Key provisions and changes
1. Admission is discretionary
- Mental health court admission remains at the court’s discretion; individuals have no right to admission. Admission may occur regardless of prior participation or completion status of a mental health court program.
Violent offender exclusion with limited exception
- A “violent offender” must not be admitted unless the mental health court judge and the prosecuting attorney — after consulting any known victim in the instant case — both consent.
- Absolute ineligibility for admission if:
a) Currently charged with: first‑degree murder (MCL 750.316); criminal sexual conduct (CSC) in the 1st, 2nd, or 3rd degree (MCL 750.520b, .520c, .520d); or child sexually abusive activity (MCL 750.145c).
b) Previously convicted of: first‑degree murder (MCL 750.316) or CSC in the 1st degree (MCL 750.520b).
Expanded enumerated circumstances allowing admission
- Individuals eligible under this chapter may also be admitted if they:
- Have youthful trainee status under MCL 762.11.
- Have had proceedings deferred and are on probation under specified statutes (MCL 333.7411; MCL 769.4a; MCL 750.350a; MCL 750.430).
- Are currently charged with a crime against a health professional/medical volunteer (MCL 750.81d).
Preadmission screening and assessment requirements
- Applicants must cooperate with and complete a preadmission screening and any future assessments ordered by the court.
- Required elements:
- Criminal history review (LEIN check permitted).
- Risk assessment (danger to self/others/community).
- Clinical mental health assessment using standardized, valid instruments and meeting diagnostic criteria for serious mental illness, serious emotional disturbance, co‑occurring disorder, or developmental disability.
- Review of special needs or circumstances that may affect treatment compliance.
Confidentiality and non‑use in prosecution
- Information from the preadmission screening/assessment is confidential, exempt from FOIA (MCL 15.231–15.246), and generally inadmissible in criminal prosecutions unless it discloses criminal acts other than, or inconsistent with, personal drug use.
LEIN access
- Courts may request law enforcement information network (LEIN) criminal history information for eligibility determinations.
Who is affected
- Defendants/participants in mental health court programs and those seeking admission.
- Circuit/district courts operating mental health courts and judges.
- Prosecuting attorneys and victims (who may be consulted on violent offender admissions).
- Treatment providers and evaluators conducting assessments.

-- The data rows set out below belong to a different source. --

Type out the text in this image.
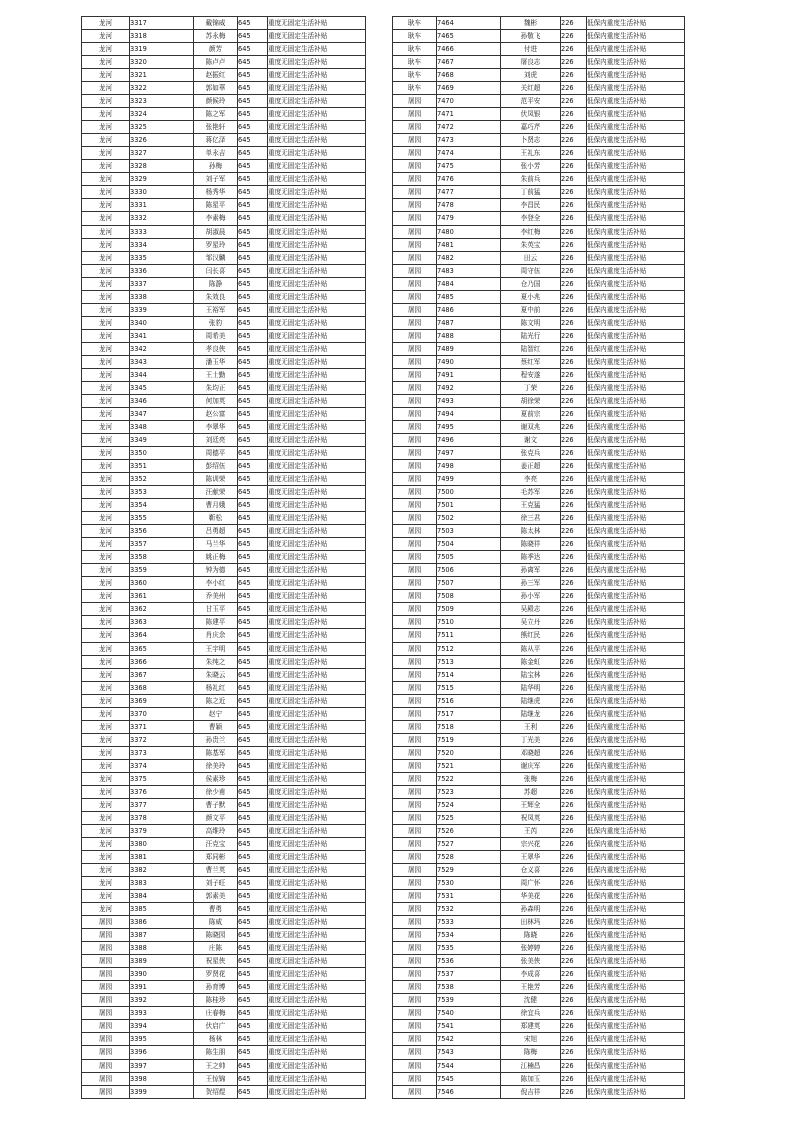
龙河	3317	戴锦威	645	重度无固定生活补贴
龙河	3318	苏永梅	645	重度无固定生活补贴
龙河	3319	颜芳	645	重度无固定生活补贴
龙河	3320	陈卢卢	645	重度无固定生活补贴
龙河	3321	赵振红	645	重度无固定生活补贴
龙河	3322	郭如華	645	重度无固定生活补贴
龙河	3323	颜候玲	645	重度无固定生活补贴
龙河	3324	陈之军	645	重度无固定生活补贴
龙河	3325	张艳轩	645	重度无固定生活补贴
龙河	3326	蒋亿泽	645	重度无固定生活补贴
龙河	3327	单永吉	645	重度无固定生活补贴
龙河	3328	孙梅	645	重度无固定生活补贴
龙河	3329	刘子军	645	重度无固定生活补贴
龙河	3330	杨秀华	645	重度无固定生活补贴
龙河	3331	陈星平	645	重度无固定生活补贴
龙河	3332	李素梅	645	重度无固定生活补贴
龙河	3333	胡淑晨	645	重度无固定生活补贴
龙河	3334	罗星玲	645	重度无固定生活补贴
龙河	3335	邹汉麟	645	重度无固定生活补贴
龙河	3336	闫长喜	645	重度无固定生活补贴
龙河	3337	陈静	645	重度无固定生活补贴
龙河	3338	朱效良	645	重度无固定生活补贴
龙河	3339	王裕军	645	重度无固定生活补贴
龙河	3340	张豹	645	重度无固定生活补贴
龙河	3341	周希美	645	重度无固定生活补贴
龙河	3342	孝良侠	645	重度无固定生活补贴
龙河	3343	潘玉华	645	重度无固定生活补贴
龙河	3344	王士勤	645	重度无固定生活补贴
龙河	3345	朱均正	645	重度无固定生活补贴
龙河	3346	何加英	645	重度无固定生活补贴
龙河	3347	赵公富	645	重度无固定生活补贴
龙河	3348	李翠华	645	重度无固定生活补贴
龙河	3349	刘廷亮	645	重度无固定生活补贴
龙河	3350	周德平	645	重度无固定生活补贴
龙河	3351	彭绍伍	645	重度无固定生活补贴
龙河	3352	陈训荣	645	重度无固定生活补贴
龙河	3353	汪献荣	645	重度无固定生活补贴
龙河	3354	曹月娥	645	重度无固定生活补贴
龙河	3355	靳松	645	重度无固定生活补贴
龙河	3356	吕勇超	645	重度无固定生活补贴
龙河	3357	马兰华	645	重度无固定生活补贴
龙河	3358	姚正梅	645	重度无固定生活补贴
龙河	3359	钟为德	645	重度无固定生活补贴
龙河	3360	李小红	645	重度无固定生活补贴
龙河	3361	乔美州	645	重度无固定生活补贴
龙河	3362	甘玉平	645	重度无固定生活补贴
龙河	3363	陈建平	645	重度无固定生活补贴
龙河	3364	肖庆余	645	重度无固定生活补贴
龙河	3365	王宇明	645	重度无固定生活补贴
龙河	3366	朱纯之	645	重度无固定生活补贴
龙河	3367	朱晓云	645	重度无固定生活补贴
龙河	3368	杨礼红	645	重度无固定生活补贴
龙河	3369	陈之近	645	重度无固定生活补贴
龙河	3370	赵宁	645	重度无固定生活补贴
龙河	3371	曹颖	645	重度无固定生活补贴
龙河	3372	孙贵兰	645	重度无固定生活补贴
龙河	3373	陈基军	645	重度无固定生活补贴
龙河	3374	徐美玲	645	重度无固定生活补贴
龙河	3375	侯素珍	645	重度无固定生活补贴
龙河	3376	徐少甫	645	重度无固定生活补贴
龙河	3377	曹子默	645	重度无固定生活补贴
龙河	3378	颜文平	645	重度无固定生活补贴
龙河	3379	高维玲	645	重度无固定生活补贴
龙河	3380	汪克宝	645	重度无固定生活补贴
龙河	3381	郑同彬	645	重度无固定生活补贴
龙河	3382	曹兰英	645	重度无固定生活补贴
龙河	3383	刘子旺	645	重度无固定生活补贴
龙河	3384	郭素美	645	重度无固定生活补贴
龙河	3385	曹勇	645	重度无固定生活补贴
屠园	3386	陈威	645	重度无固定生活补贴
屠园	3387	陈晓园	645	重度无固定生活补贴
屠园	3388	庄陈	645	重度无固定生活补贴
屠园	3389	祝星侠	645	重度无固定生活补贴
屠园	3390	罗贤花	645	重度无固定生活补贴
屠园	3391	孙育博	645	重度无固定生活补贴
屠园	3392	陈桂珍	645	重度无固定生活补贴
屠园	3393	庄春梅	645	重度无固定生活补贴
屠园	3394	伏启广	645	重度无固定生活补贴
屠园	3395	杨林	645	重度无固定生活补贴
屠园	3396	陈生朋	645	重度无固定生活补贴
屠园	3397	王之帅	645	重度无固定生活补贴
屠园	3398	王惊锦	645	重度无固定生活补贴
屠园	3399	贺绍煜	645	重度无固定生活补贴
耿车	7464	魏彬	226	低保内重度生活补贴
耿车	7465	孙敬飞	226	低保内重度生活补贴
耿车	7466	付进	226	低保内重度生活补贴
耿车	7467	屠良志	226	低保内重度生活补贴
耿车	7468	刘虎	226	低保内重度生活补贴
耿车	7469	关红超	226	低保内重度生活补贴
屠园	7470	范平安	226	低保内重度生活补贴
屠园	7471	伏凤银	226	低保内重度生活补贴
屠园	7472	嘉巧芹	226	低保内重度生活补贴
屠园	7473	卜贤志	226	低保内重度生活补贴
屠园	7474	王礼东	226	低保内重度生活补贴
屠园	7475	张小芳	226	低保内重度生活补贴
屠园	7476	朱前兵	226	低保内重度生活补贴
屠园	7477	丁前猛	226	低保内重度生活补贴
屠园	7478	李昌民	226	低保内重度生活补贴
屠园	7479	李登全	226	低保内重度生活补贴
屠园	7480	李红梅	226	低保内重度生活补贴
屠园	7481	朱英宝	226	低保内重度生活补贴
屠园	7482	田云	226	低保内重度生活补贴
屠园	7483	周守伍	226	低保内重度生活补贴
屠园	7484	仓乃国	226	低保内重度生活补贴
屠园	7485	夏小兆	226	低保内重度生活补贴
屠园	7486	夏中前	226	低保内重度生活补贴
屠园	7487	陈文明	226	低保内重度生活补贴
屠园	7488	陆光行	226	低保内重度生活补贴
屠园	7489	陆智红	226	低保内重度生活补贴
屠园	7490	蔡红军	226	低保内重度生活补贴
屠园	7491	程安遂	226	低保内重度生活补贴
屠园	7492	丁荣	226	低保内重度生活补贴
屠园	7493	胡徐荣	226	低保内重度生活补贴
屠园	7494	夏前宗	226	低保内重度生活补贴
屠园	7495	谢双兆	226	低保内重度生活补贴
屠园	7496	谢文	226	低保内重度生活补贴
屠园	7497	张克兵	226	低保内重度生活补贴
屠园	7498	姜正超	226	低保内重度生活补贴
屠园	7499	李亮	226	低保内重度生活补贴
屠园	7500	毛苏军	226	低保内重度生活补贴
屠园	7501	王克猛	226	低保内重度生活补贴
屠园	7502	徐三君	226	低保内重度生活补贴
屠园	7503	陈太林	226	低保内重度生活补贴
屠园	7504	陈晓祥	226	低保内重度生活补贴
屠园	7505	陈季达	226	低保内重度生活补贴
屠园	7506	孙离军	226	低保内重度生活补贴
屠园	7507	孙三军	226	低保内重度生活补贴
屠园	7508	孙小军	226	低保内重度生活补贴
屠园	7509	吴殿志	226	低保内重度生活补贴
屠园	7510	吴立丹	226	低保内重度生活补贴
屠园	7511	熊红民	226	低保内重度生活补贴
屠园	7512	陈从平	226	低保内重度生活补贴
屠园	7513	陈金虹	226	低保内重度生活补贴
屠园	7514	陆宝林	226	低保内重度生活补贴
屠园	7515	陆华明	226	低保内重度生活补贴
屠园	7516	陆继虎	226	低保内重度生活补贴
屠园	7517	陆继龙	226	低保内重度生活补贴
屠园	7518	王利	226	低保内重度生活补贴
屠园	7519	丁光美	226	低保内重度生活补贴
屠园	7520	邓晓超	226	低保内重度生活补贴
屠园	7521	谢庆军	226	低保内重度生活补贴
屠园	7522	张梅	226	低保内重度生活补贴
屠园	7523	苏超	226	低保内重度生活补贴
屠园	7524	王辉全	226	低保内重度生活补贴
屠园	7525	祝凤英	226	低保内重度生活补贴
屠园	7526	王芮	226	低保内重度生活补贴
屠园	7527	宗兴花	226	低保内重度生活补贴
屠园	7528	王翠华	226	低保内重度生活补贴
屠园	7529	仓义喜	226	低保内重度生活补贴
屠园	7530	周广怀	226	低保内重度生活补贴
屠园	7531	华美花	226	低保内重度生活补贴
屠园	7532	孙森明	226	低保内重度生活补贴
屠园	7533	田林玛	226	低保内重度生活补贴
屠园	7534	陈晓	226	低保内重度生活补贴
屠园	7535	张婷婷	226	低保内重度生活补贴
屠园	7536	张美侠	226	低保内重度生活补贴
屠园	7537	李成喜	226	低保内重度生活补贴
屠园	7538	王艳芳	226	低保内重度生活补贴
屠园	7539	沈健	226	低保内重度生活补贴
屠园	7540	徐宜兵	226	低保内重度生活补贴
屠园	7541	郑建英	226	低保内重度生活补贴
屠园	7542	宋旭	226	低保内重度生活补贴
屠园	7543	陈梅	226	低保内重度生活补贴
屠园	7544	江楠昌	226	低保内重度生活补贴
屠园	7545	陈加玉	226	低保内重度生活补贴
屠园	7546	倪吉祥	226	低保内重度生活补贴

- Law enforcement agencies providing LEIN information.
Potential impacts
- Clarifies and standardizes eligibility and screening for mental health courts, balancing access to treatment alternatives with public safety protections by excluding certain violent offenses and requiring consent where appropriate.
- Strengthens confidentiality protections for assessment materials.
- May increase use of LEIN for admission decisions and formalize admission pathways for specific deferred/probation statuses.